States are finding that implementation of the 2005 REAL ID Act is much easier and less expensive than previously thought, and is a significant factor in reducing fraud. In cases like Indiana, REAL ID has significantly improved customer satisfaction, resulting in that state receiving AAMVA’s “customer satisfaction” award of the year. This is not just a win-win for national and economic security, but a win (less expensive) -win (doable) -win (fraud reduction) -win (improved customer satisfaction) for federal and state governments as well as individuals.
Moreover, 11 states are already in full compliance, well ahead of the May 2011 deadline for the 18 benchmarks. Another eight are close behind. Some states, like Delaware and Maryland, have achieved REAL ID compliance within a year. Washington State refuses REAL ID compliance, but has already implemented the most difficult benchmarks.
Perhaps most astonishing is that from the cost numbers currently available, it looks like implementation of the 18 REAL ID benchmarks in all the states may end up costing somewhere between $350 million and $750 million, significantly less than the $1 billion projected by those still seeking to change the law.
Legal presence is being checked in all but two states, up 28 states from 2006. Only Washington and New Mexico still do not require legal presence to obtain a license, but Washington so significantly upgraded its license issuance in 2010 that the fraudulent attempts to garner licenses in that state are now significantly reduced. Every state is now checking Social Security numbers.

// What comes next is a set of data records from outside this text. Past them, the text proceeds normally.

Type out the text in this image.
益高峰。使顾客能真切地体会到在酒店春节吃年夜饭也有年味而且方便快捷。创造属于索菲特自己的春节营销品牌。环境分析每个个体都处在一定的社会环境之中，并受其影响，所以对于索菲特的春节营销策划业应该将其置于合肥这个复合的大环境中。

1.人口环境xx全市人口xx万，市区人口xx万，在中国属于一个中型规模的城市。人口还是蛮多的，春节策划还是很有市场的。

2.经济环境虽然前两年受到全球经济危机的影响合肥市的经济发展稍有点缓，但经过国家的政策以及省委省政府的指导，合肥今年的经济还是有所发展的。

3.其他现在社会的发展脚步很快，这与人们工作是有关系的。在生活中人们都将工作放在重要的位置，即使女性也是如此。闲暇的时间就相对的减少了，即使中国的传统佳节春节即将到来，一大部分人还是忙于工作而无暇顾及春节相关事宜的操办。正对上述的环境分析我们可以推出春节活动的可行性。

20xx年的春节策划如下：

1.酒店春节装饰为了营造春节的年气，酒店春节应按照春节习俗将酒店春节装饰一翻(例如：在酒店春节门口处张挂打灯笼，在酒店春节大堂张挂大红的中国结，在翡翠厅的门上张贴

This might be the first government IT project ever that came in under initial cost estimates. Perhaps the reason is that the states did not want to implement REAL-ID in 2005, so they overstated the costs.
As to fraud reduction—I’m not so sure. As the difficulty of getting a fraudulent ID increases, so does its value. I think we’ll have to wait a while longer and see how criminals adapt.
EDITED TO ADD (2/11): CATO’s Jim Harper argues that this report does not show that implementing the national ID program envisioned in the national ID law is a cost-effective success. It only assesses compliance with certain DHS-invented “benchmarks” related to REAL ID, and does so in a way that skews the results.